Not that often, yes? Raised by an educator, what we would now term as a feminist and a community of well meaning adults allows for him to position and give importance to the characters equally and raise intersecting issues such as social justice, mental illness, class, ethnic differences, colonialism, race relations to name a few.

I recommend this book to you. Being young and incredibly inquisitive and curious, Wole gets into lots of trouble, both physically and emotionally. View the Study Pack.

That means that at times Ake is dense to the point of being a drag, but when realisation shines through Soyinka creates moments of true beauty. His grandfather was a pagan, and there are many references to the more superstitious parts of the traditional religion — Soyinka did not become interested in the religion seriously until somewhat later. Young Wole must also suffer a scare from his father who nearly dies, and who Wole promises to get an education and go to college, the boy’s ultimate goal.

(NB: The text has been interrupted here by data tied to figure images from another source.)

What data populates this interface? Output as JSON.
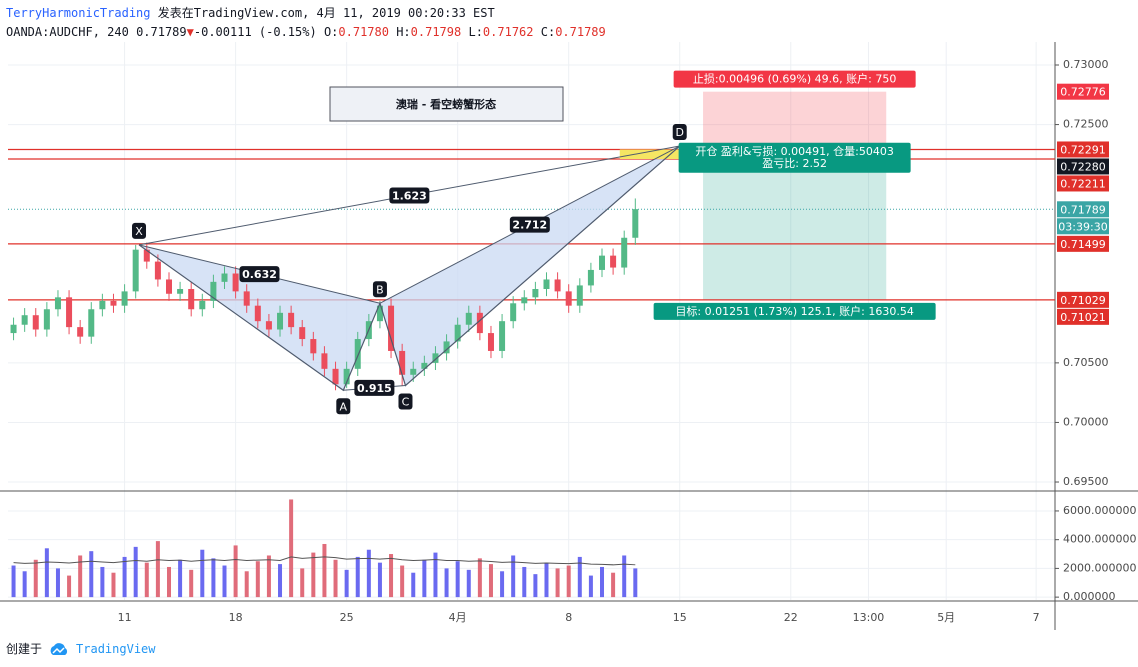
{
  "header": {
    "author": "TerryHarmonicTrading",
    "published": "发表在TradingView.com, 4月 11, 2019 00:20:33 EST",
    "symbol": "OANDA:AUDCHF, 240",
    "last": "0.71789",
    "arrow": "▼",
    "change": "-0.00111 (-0.15%)",
    "ohlc": [
      {
        "label": "O:",
        "value": "0.71780"
      },
      {
        "label": "H:",
        "value": "0.71798"
      },
      {
        "label": "L:",
        "value": "0.71762"
      },
      {
        "label": "C:",
        "value": "0.71789"
      }
    ]
  },
  "chart_data": {
    "type": "candlestick",
    "title": "澳瑞 - 看空螃蟹形态",
    "xlim": [
      -0.5,
      93.8
    ],
    "xticks": [
      {
        "value": 10,
        "label": "11"
      },
      {
        "value": 20,
        "label": "18"
      },
      {
        "value": 30,
        "label": "25"
      },
      {
        "value": 40,
        "label": "4月"
      },
      {
        "value": 50,
        "label": "8"
      },
      {
        "value": 60,
        "label": "15"
      },
      {
        "value": 70,
        "label": "22"
      },
      {
        "value": 77,
        "label": "13:00"
      },
      {
        "value": 84,
        "label": "5月"
      },
      {
        "value": 92.1,
        "label": "7"
      }
    ],
    "ylim": [
      0.69433,
      0.73193
    ],
    "yticks": [
      {
        "value": 0.73,
        "label": "0.73000"
      },
      {
        "value": 0.725,
        "label": "0.72500"
      },
      {
        "value": 0.705,
        "label": "0.70500"
      },
      {
        "value": 0.7,
        "label": "0.70000"
      },
      {
        "value": 0.695,
        "label": "0.69500"
      }
    ],
    "grid": true,
    "up_color": "#53b987",
    "down_color": "#eb4d5c",
    "open": [
      0.7075,
      0.7082,
      0.709,
      0.7078,
      0.7095,
      0.7105,
      0.708,
      0.7072,
      0.7095,
      0.7102,
      0.7098,
      0.711,
      0.7145,
      0.7135,
      0.712,
      0.7108,
      0.7112,
      0.7095,
      0.7102,
      0.7118,
      0.7125,
      0.711,
      0.7098,
      0.7085,
      0.7078,
      0.7092,
      0.708,
      0.707,
      0.7058,
      0.7045,
      0.7032,
      0.7045,
      0.707,
      0.7085,
      0.7098,
      0.706,
      0.704,
      0.7045,
      0.705,
      0.7058,
      0.7068,
      0.7082,
      0.7092,
      0.7075,
      0.706,
      0.7085,
      0.71,
      0.7105,
      0.7112,
      0.712,
      0.711,
      0.7098,
      0.7115,
      0.7128,
      0.714,
      0.713,
      0.7155
    ],
    "high": [
      0.7088,
      0.7096,
      0.7096,
      0.7101,
      0.7111,
      0.7111,
      0.7086,
      0.7101,
      0.7108,
      0.7108,
      0.7116,
      0.7149,
      0.7151,
      0.7141,
      0.7126,
      0.7118,
      0.7118,
      0.7108,
      0.7124,
      0.7131,
      0.7131,
      0.7116,
      0.7104,
      0.7091,
      0.7098,
      0.7098,
      0.7086,
      0.7076,
      0.7064,
      0.7051,
      0.7051,
      0.7076,
      0.7091,
      0.7102,
      0.7104,
      0.7066,
      0.7051,
      0.7056,
      0.7064,
      0.7074,
      0.7088,
      0.7098,
      0.7098,
      0.7081,
      0.7091,
      0.7106,
      0.7111,
      0.7118,
      0.7126,
      0.7126,
      0.7116,
      0.7121,
      0.7134,
      0.7146,
      0.7146,
      0.7161,
      0.7188
    ],
    "low": [
      0.7069,
      0.7076,
      0.7072,
      0.7072,
      0.7089,
      0.7074,
      0.7066,
      0.7066,
      0.7089,
      0.7092,
      0.7092,
      0.7104,
      0.7129,
      0.7114,
      0.7102,
      0.7102,
      0.7089,
      0.7089,
      0.7096,
      0.7112,
      0.7104,
      0.7092,
      0.7079,
      0.7072,
      0.7072,
      0.7074,
      0.7064,
      0.7052,
      0.7039,
      0.7027,
      0.7029,
      0.7039,
      0.7064,
      0.7079,
      0.7054,
      0.7031,
      0.7034,
      0.7039,
      0.7044,
      0.7052,
      0.7062,
      0.7076,
      0.7069,
      0.7054,
      0.7054,
      0.7079,
      0.7094,
      0.7099,
      0.7106,
      0.7104,
      0.7092,
      0.7092,
      0.7109,
      0.7122,
      0.7124,
      0.7124,
      0.7149
    ],
    "close": [
      0.7082,
      0.709,
      0.7078,
      0.7095,
      0.7105,
      0.708,
      0.7072,
      0.7095,
      0.7102,
      0.7098,
      0.711,
      0.7145,
      0.7135,
      0.712,
      0.7108,
      0.7112,
      0.7095,
      0.7102,
      0.7118,
      0.7125,
      0.711,
      0.7098,
      0.7085,
      0.7078,
      0.7092,
      0.708,
      0.707,
      0.7058,
      0.7045,
      0.7032,
      0.7045,
      0.707,
      0.7085,
      0.7098,
      0.706,
      0.704,
      0.7045,
      0.705,
      0.7058,
      0.7068,
      0.7082,
      0.7092,
      0.7075,
      0.706,
      0.7085,
      0.71,
      0.7105,
      0.7112,
      0.712,
      0.711,
      0.7098,
      0.7115,
      0.7128,
      0.714,
      0.713,
      0.7155,
      0.7179
    ],
    "levels": {
      "color": "#e0302a",
      "values": [
        0.72291,
        0.72211,
        0.71499,
        0.71029
      ]
    },
    "last_line": {
      "value": 0.71789,
      "color": "#3aa5a5"
    },
    "price_labels": [
      {
        "value": 0.72776,
        "label": "0.72776",
        "color": "#f23645"
      },
      {
        "value": 0.72291,
        "label": "0.72291",
        "color": "#e0302a"
      },
      {
        "value": 0.7228,
        "label": "0.72280",
        "color": "#131722"
      },
      {
        "value": 0.72211,
        "label": "0.72211",
        "color": "#e0302a"
      },
      {
        "value": 0.71789,
        "label": "0.71789",
        "color": "#3aa5a5"
      },
      {
        "label": "03:39:30",
        "color": "#3aa5a5"
      },
      {
        "value": 0.71499,
        "label": "0.71499",
        "color": "#e0302a"
      },
      {
        "value": 0.71029,
        "label": "0.71029",
        "color": "#e0302a"
      },
      {
        "value": 0.71021,
        "label": "0.71021",
        "color": "#e0302a"
      }
    ],
    "pattern": {
      "color": "#4f5b6e",
      "fill": "#c9d9f3",
      "points": [
        {
          "label": "X",
          "x": 11.3,
          "y": 0.7149
        },
        {
          "label": "A",
          "x": 29.7,
          "y": 0.7027
        },
        {
          "label": "B",
          "x": 33.0,
          "y": 0.71
        },
        {
          "label": "C",
          "x": 35.3,
          "y": 0.7031
        },
        {
          "label": "D",
          "x": 60.0,
          "y": 0.7232
        }
      ],
      "ratios": [
        {
          "label": "1.623",
          "from": 0,
          "to": 4
        },
        {
          "label": "0.632",
          "from": 0,
          "to": 2
        },
        {
          "label": "0.915",
          "from": 1,
          "to": 3
        },
        {
          "label": "2.712",
          "from": 2,
          "to": 4
        }
      ],
      "d_zone": {
        "x": [
          54.6,
          60.0
        ],
        "y": [
          0.72211,
          0.72291
        ],
        "color": "#f5e663"
      }
    },
    "position": {
      "x": [
        62.1,
        78.6
      ],
      "entry": 0.7228,
      "stop": 0.72776,
      "target": 0.71029,
      "stop_text": "止损:0.00496 (0.69%) 49.6, 账户: 750",
      "entry_text": [
        "开仓 盈利&亏损: 0.00491, 仓量:50403",
        "盈亏比: 2.52"
      ],
      "target_text": "目标: 0.01251 (1.73%) 125.1, 账户: 1630.54",
      "stop_color": "#f23645",
      "target_color": "#089981"
    },
    "volume": {
      "values": [
        2200,
        1800,
        2600,
        3400,
        2000,
        1500,
        2900,
        3200,
        2100,
        1700,
        2800,
        3500,
        2400,
        3900,
        2100,
        2600,
        1900,
        3300,
        2700,
        2200,
        3600,
        1800,
        2500,
        2900,
        2300,
        6800,
        2000,
        3100,
        3700,
        2600,
        1900,
        2800,
        3300,
        2400,
        3000,
        2200,
        1700,
        2600,
        3100,
        2000,
        2500,
        1900,
        2700,
        2300,
        1800,
        2900,
        2100,
        1600,
        2400,
        2000,
        2200,
        2800,
        1500,
        2100,
        1700,
        2900,
        2000
      ],
      "ma": [
        2400,
        2350,
        2380,
        2450,
        2420,
        2380,
        2450,
        2500,
        2450,
        2400,
        2480,
        2550,
        2500,
        2600,
        2550,
        2580,
        2500,
        2560,
        2600,
        2550,
        2620,
        2550,
        2580,
        2600,
        2550,
        2800,
        2700,
        2750,
        2800,
        2750,
        2650,
        2680,
        2700,
        2650,
        2700,
        2600,
        2550,
        2580,
        2620,
        2550,
        2550,
        2500,
        2520,
        2480,
        2420,
        2450,
        2400,
        2350,
        2380,
        2350,
        2330,
        2380,
        2300,
        2280,
        2250,
        2300,
        2250
      ],
      "ylim": [
        -200,
        7250
      ],
      "yticks": [
        {
          "value": 6000,
          "label": "6000.000000"
        },
        {
          "value": 4000,
          "label": "4000.000000"
        },
        {
          "value": 2000,
          "label": "2000.000000"
        },
        {
          "value": 0,
          "label": "0.000000"
        }
      ],
      "up_color": "#6a6af0",
      "down_color": "#e06c7a",
      "ma_color": "#555555"
    }
  },
  "footer": {
    "created": "创建于",
    "brand": "TradingView"
  }
}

Moreover, the contrast in the beliefs of his parents I think paints a better picture of some of the factors which shaped the mind of the young Soyinka. Wole navigates this world with a mixture of child-like ignorance he once marches with a band to a distant town, getting completely lostmischief he cannot resist a taste of powdered milk, even at the promise of mother’s lashingsand maturity, crying when his baby sister dies on her birthday.


This book has many memorable incidents, and the writing is wonderful — although events are seen from a child’s perspective the language soyihka in no way simplistic. May 27, Adrienne Wyker rated it really liked it. View all 8 comments.

Seen from a child’s perspective, none of this is the least bit didactic or laboured, but it makes for fascinating social history all the same. I also love that he talked about the historical events that happened as a child. The narrative is episodic, following the patchiness of childhood memories.

Aké: The Years of Childhood – Wikipedia

A relentlessly curious child who loved books and getting into trouble, Soyinka grew up on a parsonage compound, raised ny Christian parents and by a grandfather who bu him to Yoruba spiritual traditions. His father is Essay, Wloe of the local equivalent of an elementary school, a man who delights in arguing.

That latter audacious insight leads to rampant classifications, formation of definition for everything from the ‘without time’ guava tree to his own parents, the nickname of his father of especial note: The death of his sister on her first brithday makes use of that initial confusion to create a powerful sense of tragedy and shock when Wole sees her in her coffin woel realises what has happened.

Also, Achebe’s book deals with the time right before colonization really took hold, and “Ake” takes place during World War II; by then, many British customs were entrenched in the schools, government, etc. Wild Christian becomes prominent in the Union and begins a series of talks with the Alake of Egbaland, a native administrator.

He is the son of a very strict headmaster and Wole is expected to act appropriately at all times.